There remain challenges in achieving a fully digital trade finance agenda, not least the need to ensure rigorous controls against fraud and cybersecurity. Hard copy documents with physical signatures are still required in many jurisdictions. Furthermore, the benefits of digitization may not be fully realized unless digital solutions are adopted from end-to-end, which involves multiple stakeholders. As opportunities for efficient, dematerialized processes become clearer, however, the trend towards digital technology to create efficiency and mitigate risk is likely to continue, enabled through banks’ digital solutions, third party partnerships or industry-wide platforms.
Sustainable supply chains through an ESG lens
Treasurers’ and CFOs’ focus on sustainable supply chains extends beyond their financial resilience. Companies did not compromise on their values during the pandemic, particularly when looking at environmental, social and governance (ESG) issues. In fact, these issues became more prominent. As noted in Standard Chartered’s Borderless Business Study, the importance of ESG grew by 5% in only six months during the second half of 2020. During the pandemic, which emphasized social inequalities and the positive environmental impact when production and travel was reduced, consumers’ focus on environmental and social issues increased. This additional consumer focus, which is shared by investors and the wider stakeholder communities, is proving instrumental in helping to drive corporate behavior.
However, it is not only the relative importance of sustainability and ESG that has changed over the past year, but also the way that companies reflect these priorities in their supply chains. Twelve to eighteen months ago, companies were looking for trade finance solutions that offered preferential financing rates to suppliers that met sustainability criteria, but this was often difficult to achieve in practice.
Today, the majority of large companies have made public commitments to defined ESG targets, particularly around carbon emissions, and are looking for ways to achieve them. Trade financing can play an important role in this, by connecting funds from investors interested in supporting ESG initiatives with companies that are part of supply chains that can meet ESG targets. This applies not only to private investors, but multilateral agencies too, who are looking for financing opportunities that enable them to meet their sustainability objectives. The outcome of this is the potential for more competitive terms and pricing.

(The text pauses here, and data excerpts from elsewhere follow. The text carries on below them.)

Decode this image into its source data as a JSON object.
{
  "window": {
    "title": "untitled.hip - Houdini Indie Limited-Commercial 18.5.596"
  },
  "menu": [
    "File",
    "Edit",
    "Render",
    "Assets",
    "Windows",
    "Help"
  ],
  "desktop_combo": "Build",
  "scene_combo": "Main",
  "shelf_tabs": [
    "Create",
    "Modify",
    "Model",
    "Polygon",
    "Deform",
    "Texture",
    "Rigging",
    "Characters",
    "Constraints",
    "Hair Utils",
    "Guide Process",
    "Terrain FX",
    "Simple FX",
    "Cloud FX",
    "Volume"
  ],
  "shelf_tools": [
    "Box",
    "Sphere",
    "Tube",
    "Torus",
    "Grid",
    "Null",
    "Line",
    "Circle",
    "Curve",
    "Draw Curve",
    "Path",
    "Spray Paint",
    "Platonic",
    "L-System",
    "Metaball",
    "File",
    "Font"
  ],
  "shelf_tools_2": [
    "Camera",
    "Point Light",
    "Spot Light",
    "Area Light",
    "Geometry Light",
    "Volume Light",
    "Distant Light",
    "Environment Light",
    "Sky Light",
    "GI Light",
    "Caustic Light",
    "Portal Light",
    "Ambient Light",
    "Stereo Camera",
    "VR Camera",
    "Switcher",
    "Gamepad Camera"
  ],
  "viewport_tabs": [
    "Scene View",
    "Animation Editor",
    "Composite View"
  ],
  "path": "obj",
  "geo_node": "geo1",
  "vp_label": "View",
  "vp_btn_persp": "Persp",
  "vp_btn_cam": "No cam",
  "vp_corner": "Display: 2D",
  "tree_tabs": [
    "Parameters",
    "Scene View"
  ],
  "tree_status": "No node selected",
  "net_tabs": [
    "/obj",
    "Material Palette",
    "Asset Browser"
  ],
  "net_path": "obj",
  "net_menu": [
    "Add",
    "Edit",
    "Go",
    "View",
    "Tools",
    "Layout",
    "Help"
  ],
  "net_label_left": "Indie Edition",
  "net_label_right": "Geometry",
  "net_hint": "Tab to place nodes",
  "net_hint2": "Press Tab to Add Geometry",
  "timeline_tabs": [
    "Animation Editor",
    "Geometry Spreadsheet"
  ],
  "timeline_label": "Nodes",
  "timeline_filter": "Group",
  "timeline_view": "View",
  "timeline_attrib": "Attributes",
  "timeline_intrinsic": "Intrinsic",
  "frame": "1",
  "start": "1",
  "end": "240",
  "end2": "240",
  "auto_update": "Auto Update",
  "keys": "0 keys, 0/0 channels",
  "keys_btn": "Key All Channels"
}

What will be crucial for sustainable supply chains in terms of both financial resilience and ESG values in the months and years ahead, is not just the intent, but the delivery. For both ‘anchor’ companies in global supply chains, and investors in them, it is important to be able to monitor suppliers’ key performance indicators (KPIs) around ESG and sustainability in a consistent and auditable way. Digital technologies will help to achieve this, while also helping to achieve greater visibility across supply chains, accelerate transactions and reduce friction. Collaboration will also be essential to establish these KPIs, and to set common goals, both across supplier ecosystems, and with banks, regulators, rating agencies and wider stakeholders. With digitization, collaboration, targeted financing and common purpose, the opportunities for building the sustainable supply chains of the future are encouraging.